Yaşanan ölümlü ve yaralanmalı kazaların birçoğuna, düzenli bakım yapılmadığı için yaşanan teknik arızaların neden olduğunu söyleyen Targıt, “Bir asansörün aylık ortalama bakım masrafı ortalama 150 TL. Minimum 10 daireli bir binayı örnek alırsak, daire başına ayda sadece 15 TL düşüyor. Bir paket sigara bedeline, kendinizin ve aile fertlerinizin canını tehlikeye atmayın. Bina sorumlularını, asansör bakımı konusunda uyarın” dedi.

“MUAYENE YAPACAK KURULUŞTA, TEKNİK ELEMAN SIKINTISI VAR!”
Asansör kazalarının meydana gelmesindeki temel nedeni; düzenli bakım ve periyodik muayenelerin yapılmasındaki eksiklik olarak gösteren Targıt, yetkilendirilmiş kuruluşlarda, teknik yeterliliğe sahip eleman sıkıntısı yaşandığını belirtti. Targıt, bu eksikliğin örneğin muayene kuruluşunun farklı elemanlarının aynı asansörde farklı değerlendirme sonuçları çıkarması gibi garip sonuçlar doğurduğunu söyledi.

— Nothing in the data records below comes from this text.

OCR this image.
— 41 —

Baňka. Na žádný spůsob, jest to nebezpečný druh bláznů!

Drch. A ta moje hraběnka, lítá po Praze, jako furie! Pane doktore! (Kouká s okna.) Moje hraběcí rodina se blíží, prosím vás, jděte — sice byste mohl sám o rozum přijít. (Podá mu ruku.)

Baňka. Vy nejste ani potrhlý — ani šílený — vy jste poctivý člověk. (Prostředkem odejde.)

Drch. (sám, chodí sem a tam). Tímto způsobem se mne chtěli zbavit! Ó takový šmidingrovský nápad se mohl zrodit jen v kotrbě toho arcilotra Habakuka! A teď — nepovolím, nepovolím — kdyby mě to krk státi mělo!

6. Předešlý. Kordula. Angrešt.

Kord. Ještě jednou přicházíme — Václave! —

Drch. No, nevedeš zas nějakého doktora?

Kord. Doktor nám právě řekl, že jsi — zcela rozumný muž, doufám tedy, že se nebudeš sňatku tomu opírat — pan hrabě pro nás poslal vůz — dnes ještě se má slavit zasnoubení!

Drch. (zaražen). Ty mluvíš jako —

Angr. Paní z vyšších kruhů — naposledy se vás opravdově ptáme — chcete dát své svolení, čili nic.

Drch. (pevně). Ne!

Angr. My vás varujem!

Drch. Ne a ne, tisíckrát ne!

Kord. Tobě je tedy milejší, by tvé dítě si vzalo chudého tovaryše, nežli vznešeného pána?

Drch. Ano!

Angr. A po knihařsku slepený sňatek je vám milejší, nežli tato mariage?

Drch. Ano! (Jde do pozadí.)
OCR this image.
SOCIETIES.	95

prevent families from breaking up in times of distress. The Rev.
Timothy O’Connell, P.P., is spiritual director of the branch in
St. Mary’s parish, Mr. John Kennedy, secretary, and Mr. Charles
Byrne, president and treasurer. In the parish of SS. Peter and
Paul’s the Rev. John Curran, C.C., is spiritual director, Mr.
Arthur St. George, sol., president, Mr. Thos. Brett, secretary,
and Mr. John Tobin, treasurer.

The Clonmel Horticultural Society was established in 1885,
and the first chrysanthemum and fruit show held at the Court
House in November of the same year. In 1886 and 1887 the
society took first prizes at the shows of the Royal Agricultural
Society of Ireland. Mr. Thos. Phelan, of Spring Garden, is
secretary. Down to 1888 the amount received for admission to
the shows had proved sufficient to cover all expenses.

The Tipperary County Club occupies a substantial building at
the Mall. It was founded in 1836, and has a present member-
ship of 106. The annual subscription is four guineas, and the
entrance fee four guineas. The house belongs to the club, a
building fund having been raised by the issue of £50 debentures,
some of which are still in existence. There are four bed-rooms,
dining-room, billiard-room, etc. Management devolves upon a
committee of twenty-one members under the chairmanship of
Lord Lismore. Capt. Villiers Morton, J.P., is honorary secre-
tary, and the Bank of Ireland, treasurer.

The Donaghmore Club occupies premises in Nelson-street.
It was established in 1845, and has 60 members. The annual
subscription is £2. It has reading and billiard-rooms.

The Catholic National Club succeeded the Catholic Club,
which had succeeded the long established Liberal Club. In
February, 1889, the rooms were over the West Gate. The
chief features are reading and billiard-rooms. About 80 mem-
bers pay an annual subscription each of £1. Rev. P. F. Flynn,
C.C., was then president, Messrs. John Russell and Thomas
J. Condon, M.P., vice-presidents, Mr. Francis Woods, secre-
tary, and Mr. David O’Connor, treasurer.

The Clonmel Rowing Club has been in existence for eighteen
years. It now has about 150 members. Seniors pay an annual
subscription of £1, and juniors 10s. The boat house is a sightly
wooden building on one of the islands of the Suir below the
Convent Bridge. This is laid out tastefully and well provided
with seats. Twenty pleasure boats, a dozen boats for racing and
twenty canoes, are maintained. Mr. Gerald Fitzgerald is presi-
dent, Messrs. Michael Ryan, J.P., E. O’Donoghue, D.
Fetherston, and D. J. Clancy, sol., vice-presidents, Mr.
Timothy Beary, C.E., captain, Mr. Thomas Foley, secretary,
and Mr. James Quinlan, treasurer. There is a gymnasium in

“OTOMOBİLE BİNMEDEN ÖNCE GÖSTERDİĞİNİZ DUYARLILIĞI, ASANSÖRE BİNERKEN DE GÖSTERİN”
Açıklamasında, asansörlerin üzerinde çok düşünülüp emniyet önlemleri geliştirilmiş taşıt araçları olduğuna dikkat çeken Targıt, ”İnsan taşıyan araçların en emniyetli ve insan hatasına yer bırakmayan cihazlarla donatılmış olanı asansörlerdir. Yeter ki, ehliyetli kişilerce tasarlanıp, tesis edilsin ve bakımları yine ehliyetli kişilerce yapılsın. Otomobillere gösterilen ihtimam, asansörlere de gösterildiği takdirde, kaza olması söz konusu değildir” dedi. Asansörlerin ortak kullanımdan dolayı sahipsiz zannedildiğini söyleyen Targıt, her asansörün yasa ve yönetmeliklerle belirlenmiş bir sorumlusu olduğunu ve özel ya da kamu binasında olsun bu sorumlu kişilerin uygunsuz asansörlerde meydana gelebilecek bir kaza sonrasında büyük cezalarla karşı karşıya kalma riskini taşıdıklarının altını çizdi. 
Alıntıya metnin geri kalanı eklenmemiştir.